L’expérience mystique de la Kumbh Mela n’est pas la densité d’un silence propice à la méditation mais la force de la foule des croyants unis par la même ferveur – c’est une expérience fondatrice de toute religion (il suffit ici de penser au pèlerinage à La Mecque) où le croyant se découvre pèlerin, uni intimement aux autres croyants, tous plongés dans un océan de foi et de dévotion.
Consacré par l’Église au peuple de l’Inde et cheminant au plus près des croyants hindous depuis des décennies, je devais tout naturellement me mettre en route pour la Kumbh Mela de Prayagraj – une ville proche de Bénarès. Ce fut une semaine inoubliable où je marchais chaque jour plusieurs dizaines de kilomètres avec les groupes de pèlerins.

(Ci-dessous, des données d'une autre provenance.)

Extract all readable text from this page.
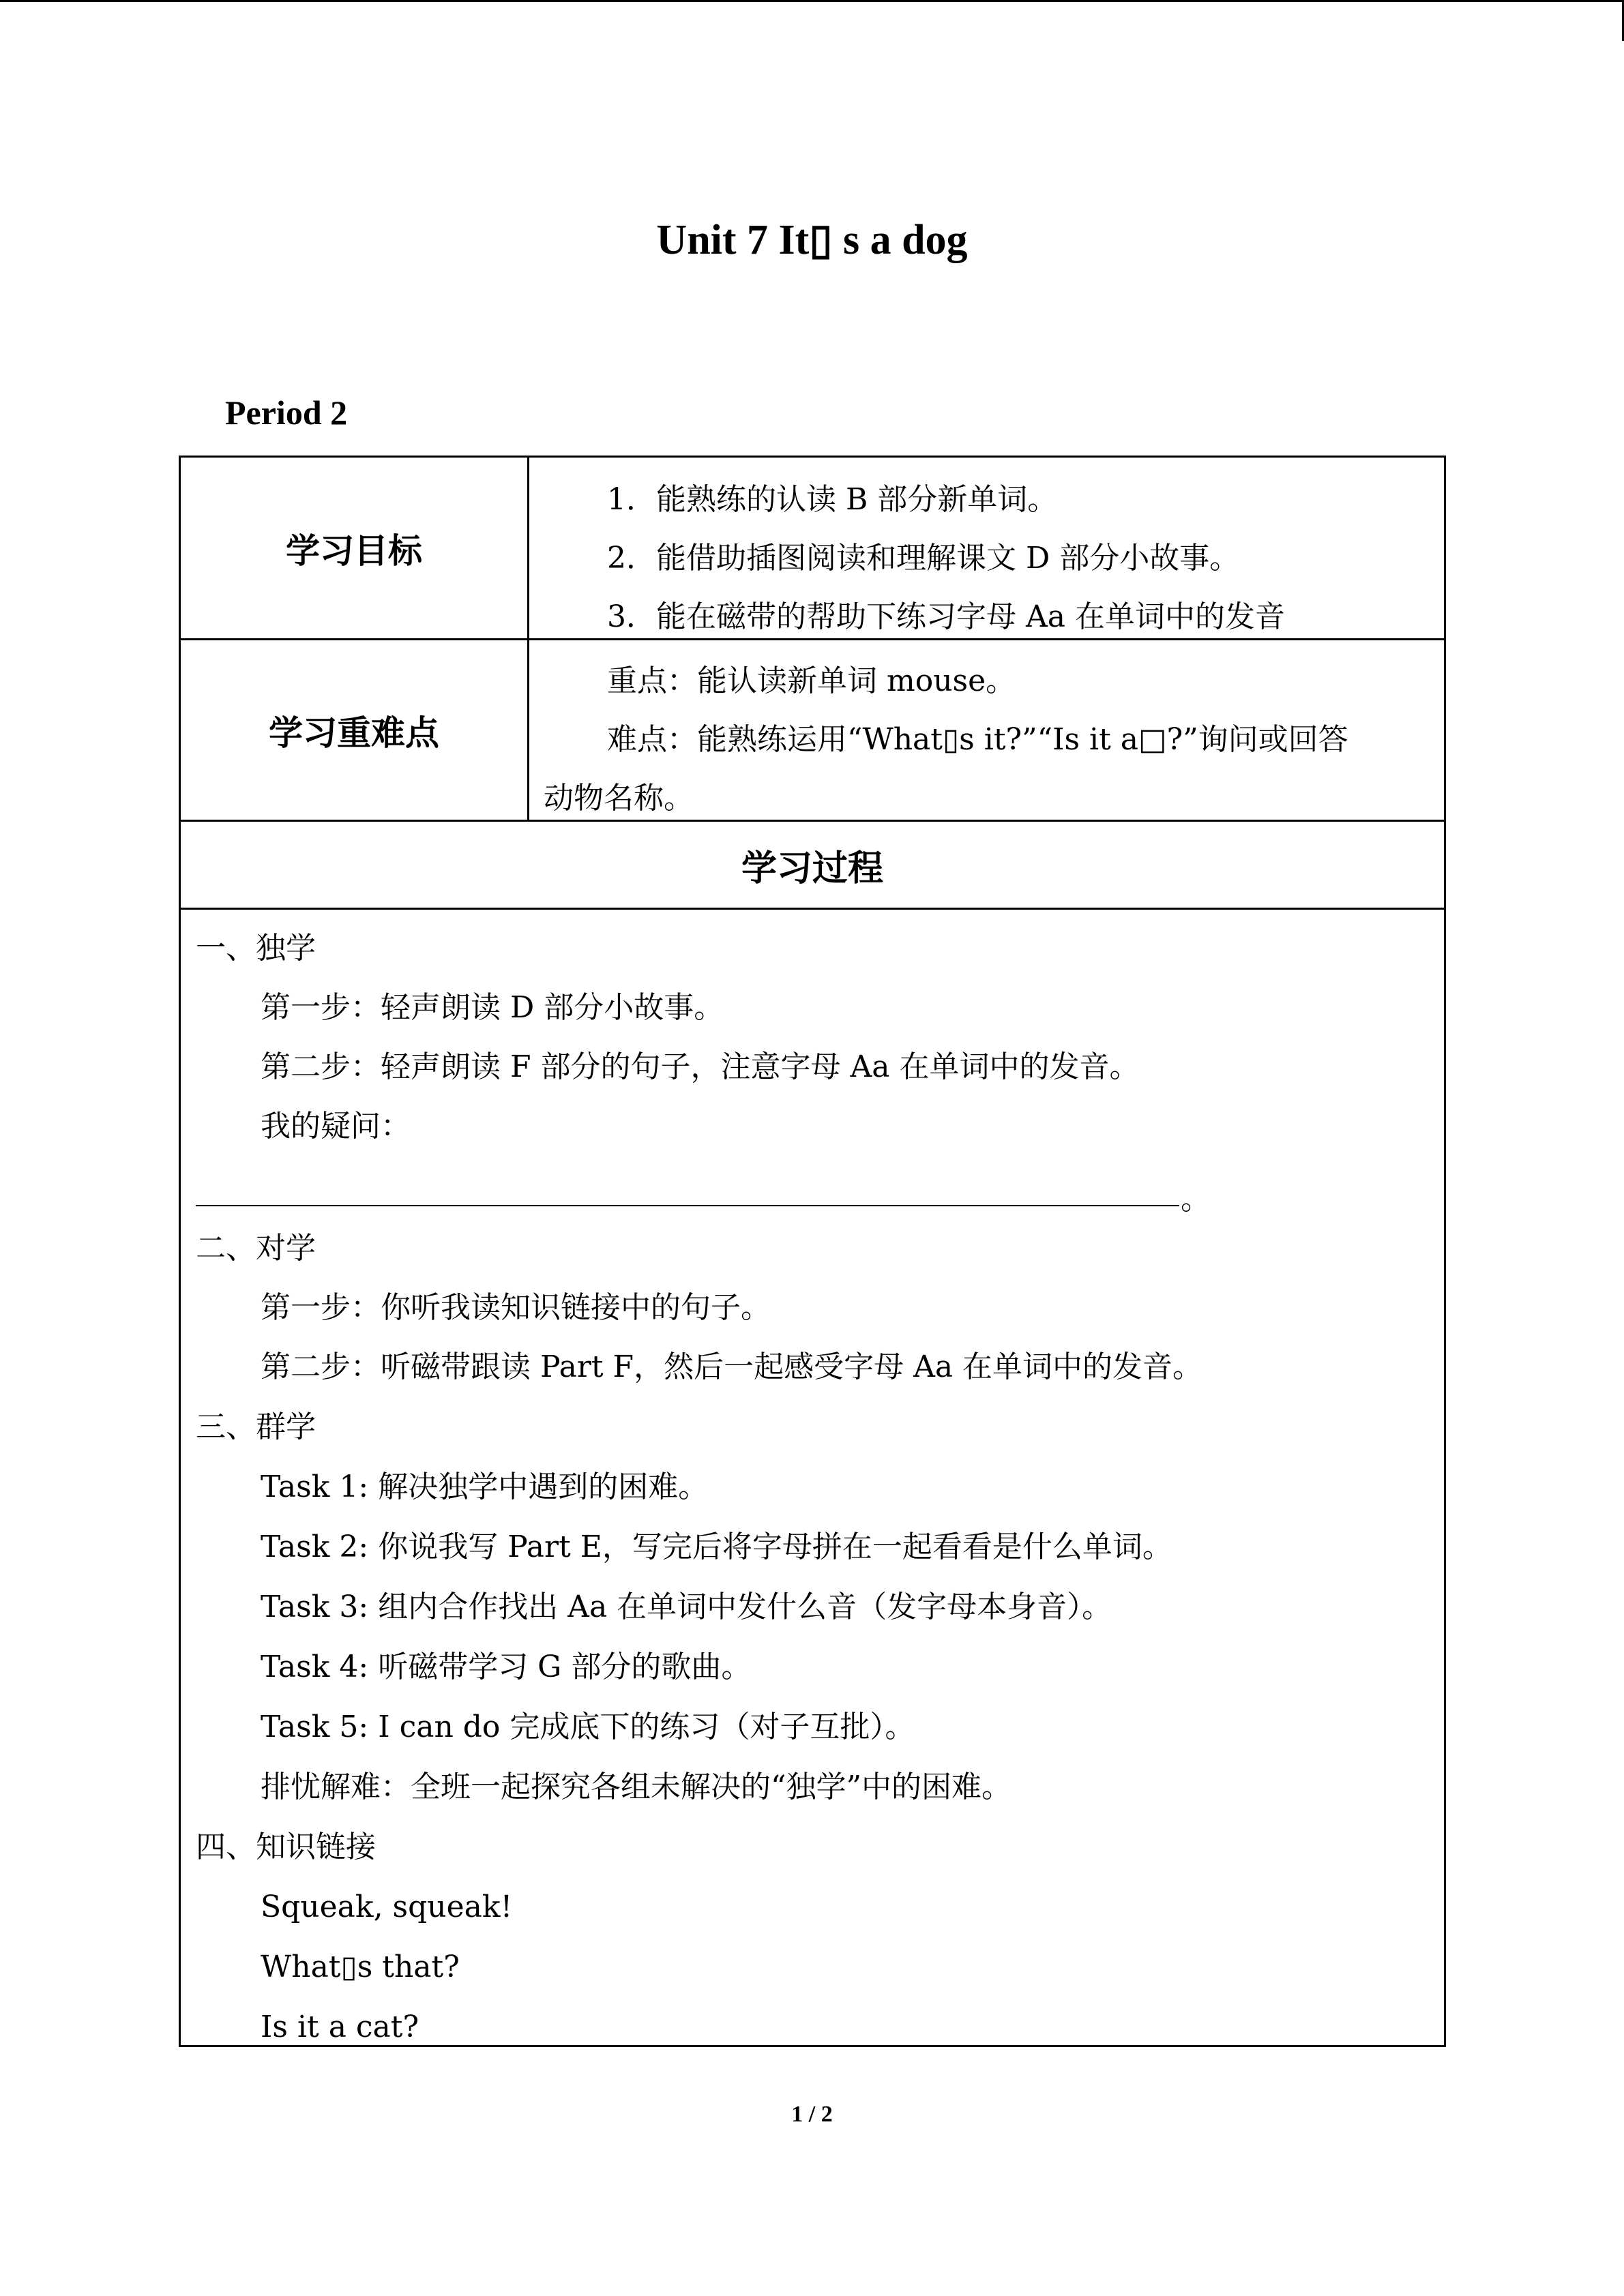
Unit 7 It▯ s a dog
Period 2
学习目标
1．能熟练的认读 B 部分新单词。
2．能借助插图阅读和理解课文 D 部分小故事。
3．能在磁带的帮助下练习字母 Aa 在单词中的发音
学习重难点
重点：能认读新单词 mouse。
难点：能熟练运用“What▯s it?”“Is it a□?”询问或回答
动物名称。
学习过程
一、独学
第一步：轻声朗读 D 部分小故事。
第二步：轻声朗读 F 部分的句子，注意字母 Aa 在单词中的发音。
我的疑问：
。
二、对学
第一步：你听我读知识链接中的句子。
第二步：听磁带跟读 Part F，然后一起感受字母 Aa 在单词中的发音。
三、群学
Task 1: 解决独学中遇到的困难。
Task 2: 你说我写 Part E，写完后将字母拼在一起看看是什么单词。
Task 3: 组内合作找出 Aa 在单词中发什么音（发字母本身音）。
Task 4: 听磁带学习 G 部分的歌曲。
Task 5: I can do 完成底下的练习（对子互批）。
排忧解难：全班一起探究各组未解决的“独学”中的困难。
四、知识链接
Squeak, squeak!
What▯s that?
Is it a cat?
1 / 2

Ce fut aussi l’occasion unique de retrouver les shankaracharyas et un certain nombres de moines hindous auxquels je suis lié. Ce fut surtout une expérience immense de joie – la joie de mon peuple devenant ma propre joie – la joie de me réjouir de la joie de mon peuple. À chacune des eucharisties que je célébrais à l’aube répondaient les impressionnants dons de nourriture aux pèlerins qui avaient lieu dans chaque campement. Ce fut comme si la Kumbh Mela était devenue une immense eucharistie dans l’intensité de l’adoration et du don si simple aux plus humbles de quelques galettes de blé. Bien sûr, c’est mon regard de prêtre catholique qui me rendait sensible à cette beauté quasi-sacramentelle de l’événement en faisant aussi remonter dans mon cœur quelques passages de l’Apocalypse : « Après cela, j’ai vu : et voici une foule immense, que nul ne pouvait dénombrer, une foule de toutes nations, tribus, peuples et langues » (Ap 7, 9). Quant au théologien que j’essaye d’être, il faisait face au constat sans détour que tout ce que nous avons pensé en catholicisme est encore trop étroit : comment faire entrer la Kumbh Mela dans les théologies développées dans un Occident médiéval uniformément chrétien ? comment mieux rendre justice à l’ampleur salvifique du Christ Ressuscité, lui qui a promis après avoir été élevé de terre d’attirer à lui tous les hommes (cf. Jn 12, 32) ?
Pourtant si la pensée déclarait forfait devant l’énormité de l’événement, il restait la joie toute simple et contagieuse – celle des chants religieux que j’entendais résonner dans chaque tente à l’heure où la nuit descendait paisiblement sur les rives du Gange et de la Yamuna. C’est cette joie indicible dont j’avais gardé vivant le souvenir depuis ma première Kumbh Mela, il y a douze ans, et c’est cette même joie qui m’accompagnera désormais pour les douze années à venir avant de retourner ensemble avec des centaines de millions de pèlerins vers la confluence des fleuves sacrés.